Theories Reaction Paper (Text 5&6): Towards a Critical Regionalism
1. BACHELOR OF SCIENCE (HONOURS) IN ARCHITECTURE
THEORIES OF ARCHITECTURE AND URBANISM
(ARC61303/ARC2224)
SYNOPSIS: REACTION PAPER (MARCH 2017)
Name: ONG EUXUAN ID No.: 0319050
Lecturer: AR. PRINCE FAVIS ISIP Tutorial Time:
Reader/Text Title:
Towards A Critical Regionalism
Synopsis No: 6
Author: KENNETH FRAMPTON
In ‘Towards A Critical Regionalism’, author Kenneth Frampton explains that critical regionalism in
architecture stresses on the geographical context and value. In the excerpt, he highlights the importance
of the tactile resilience in the perception of an architecture. He implies that a user’s perception to
architectural context is the key to sociological success.

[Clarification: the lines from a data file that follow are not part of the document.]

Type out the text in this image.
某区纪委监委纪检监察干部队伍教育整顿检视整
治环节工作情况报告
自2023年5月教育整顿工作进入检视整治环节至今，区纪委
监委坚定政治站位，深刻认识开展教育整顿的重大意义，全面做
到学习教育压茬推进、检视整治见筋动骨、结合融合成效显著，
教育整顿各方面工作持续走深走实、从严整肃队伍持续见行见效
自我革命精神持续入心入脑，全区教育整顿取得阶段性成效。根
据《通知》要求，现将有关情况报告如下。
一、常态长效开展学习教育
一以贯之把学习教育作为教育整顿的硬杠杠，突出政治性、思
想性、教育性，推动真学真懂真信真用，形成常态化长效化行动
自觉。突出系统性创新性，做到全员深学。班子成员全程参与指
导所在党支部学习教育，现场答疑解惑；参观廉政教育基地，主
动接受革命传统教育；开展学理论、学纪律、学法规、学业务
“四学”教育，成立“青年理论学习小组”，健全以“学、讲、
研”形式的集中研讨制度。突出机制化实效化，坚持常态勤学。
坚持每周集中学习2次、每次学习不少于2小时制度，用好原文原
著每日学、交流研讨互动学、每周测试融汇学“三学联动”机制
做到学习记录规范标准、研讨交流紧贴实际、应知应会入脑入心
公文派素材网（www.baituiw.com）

Frampton argues that clean slate in architecture strips the identity of a building bare. He implies that
over the years, modernization in architecture saw the elimination of the following cultivation and
archeological past of a building. The overtime transformation of a building is overlooked, losing a
region’s culture. Examples by Frampton would be turning a terrain into a flat ground, causing a
building to lose its topography, or avoid the natural lighting and illuminate the interior spaces with
artificial lighting, purging the identity of its initial site.
Frampton states that human bodies are able to detect perceptive feelings like a sound, a smell, or a
texture, or even light intensity and warmth of a place, helping the user register and associate an
experience to a space. Being upset and discouraged by the influence of post-modernism, Frampton
emphasizes on the experience milked from the context of a site to strengthen the regional identity of
a place. The author continues to say that critical regionalism sets off along with the visual experience
of a user by their perception. Nevertheless, perception, in this case, refers to the direct user
experience of the surrounding environments, and are typically restricted to just the sight of the user,
suppressing other senses such as smell and taste. In cases like these, the visuals are once again
blanketed across the reality of the context and identity.
In a nutshell, I agree with Frampton that the geological context is key to produce an architectural
identity. The natural elements are what connects the built element to form an architecture that creates
a poetic experience for users to perceive. I find the author’s perspective on reflecting connections to
contexts a social reality, and is relevant and crucial towards architecture today. In many cases, the tactile
resilience of a place overpowers the visuals and built from of an architecture, and I find it immensely
powerful, how a place is able to trigger a certain emotion in a person.